No PAC contributions to Daniel Finn

Sokhary Chau

2115 votes in preliminary (15th place)
2016 balance: new account
raised in 2017:
spent in 2017: $18,139
balance on Oct 15: $3,593

Major expenditures: $5000 for signs; $1411 to Lowell Sun; $700 on Facebook ads

PAC contributions to Sokhary Chau
National Assoc of Government Employees R1-207: $500
National Assoc of Government Employees R1-292: $500
MA & Northern NE Laborers District Council: $500
National Assoc of Government Employees: $500

Martin Hogan

1822 votes in preliminary (16th place)
2016 balance: $145
raised in 2017: $3,500
spent in 2017: $1,993
balance on Oct 15: $348

Major expenditures: $800 on printing; $283 to WCAP; $150 for webpage

No PAC contributions to Martin Hogan

Joe Boyle

1758 votes in preliminary (17th place)
2016 balance: new account
raised in 2017: $1020
spent in 2017: $812
balance on Oct 15: $1702

Major expenditures: $800 on signs

No PAC contributions to Joe Boyle

Robert Gignac

1746 votes in preliminary (18th place)
2016 balance: new account
raised in 2017: $18,556
spent in 2017: $7,767
balance on Oct 15: $10,789

Major expenditures: $3100 on printing; $1400 to Lowell Sun; $500 to WCAP

PAC contributions to Robert Gignac
Carpenters Local 111: $250
International Assoc of Fire Fighters local 853: $100
Mass Bricklayers: $250

The next two week report is due just before the election, so this will probably be the last info we’ll have on city council campaign finance until after the election which is Tuesday, November 7, 2017.

City Council Meeting

The City Council cancelled its meeting for this coming Tuesday night due to a light agenda (and it being Halloween).

2 Responses to Lowell Week in Review: October 29, 2017

  1. Robert Forrant says:

    Do you know if any of the city councilors who seem to lack the understanding of diversity and why it matters have read the book by the LHS students?
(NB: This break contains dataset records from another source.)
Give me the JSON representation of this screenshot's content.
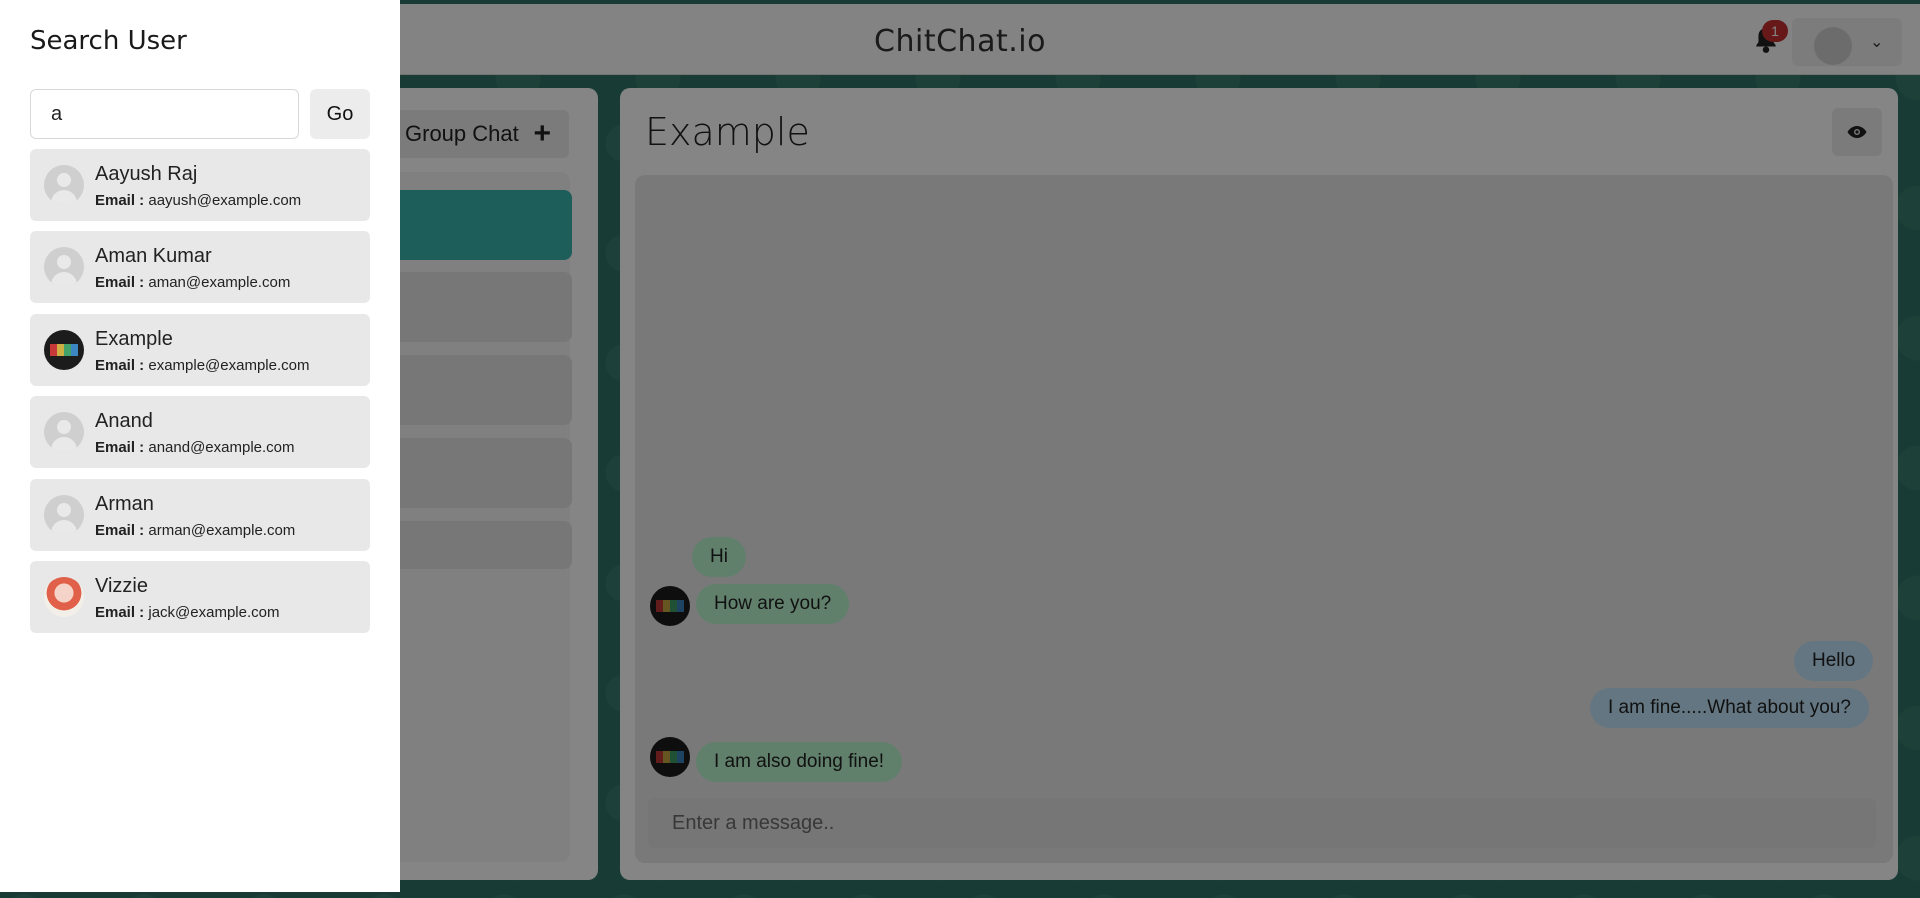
{
  "app": {
    "title": "ChitChat.io"
  },
  "notifications": {
    "count": "1"
  },
  "sidebar": {
    "group_chat_label": "Group Chat"
  },
  "chat": {
    "title": "Example",
    "messages": [
      {
        "text": "Hi",
        "direction": "in"
      },
      {
        "text": "How are you?",
        "direction": "in"
      },
      {
        "text": "Hello",
        "direction": "out"
      },
      {
        "text": "I am fine.....What about you?",
        "direction": "out"
      },
      {
        "text": "I am also doing fine!",
        "direction": "in"
      }
    ],
    "input_placeholder": "Enter a message.."
  },
  "drawer": {
    "title": "Search User",
    "search_value": "a",
    "go_label": "Go",
    "email_label": "Email :",
    "results": [
      {
        "name": "Aayush Raj",
        "email": "aayush@example.com",
        "avatar": "default"
      },
      {
        "name": "Aman Kumar",
        "email": "aman@example.com",
        "avatar": "default"
      },
      {
        "name": "Example",
        "email": "example@example.com",
        "avatar": "brand"
      },
      {
        "name": "Anand",
        "email": "anand@example.com",
        "avatar": "default"
      },
      {
        "name": "Arman",
        "email": "arman@example.com",
        "avatar": "default"
      },
      {
        "name": "Vizzie",
        "email": "jack@example.com",
        "avatar": "vizzie"
      }
    ]
  },
  "colors": {
    "accent": "#38b2ac",
    "incoming": "#b9f5d0",
    "outgoing": "#bee3f8",
    "badge": "#c53030"
  }
}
Maybe the students could offer a seminar for our city’s elected leaders!

    This is one of the best stories ever.

  2. Joel Walsh says:

    I’m so proud of our students.

    Unfortunately, in Lowell we have one city councilor who actually told a newspaper reporter that she could ignore “the ethnic people” (her words) because they supposedly don’t vote in large numbers or lobby the city government. We have at least one other councilor who supported the current president of the United States in his campaign for president, and several others who are beholden to wealthy construction and real estate interests.

    I need to think of these young people to have any hope for our city.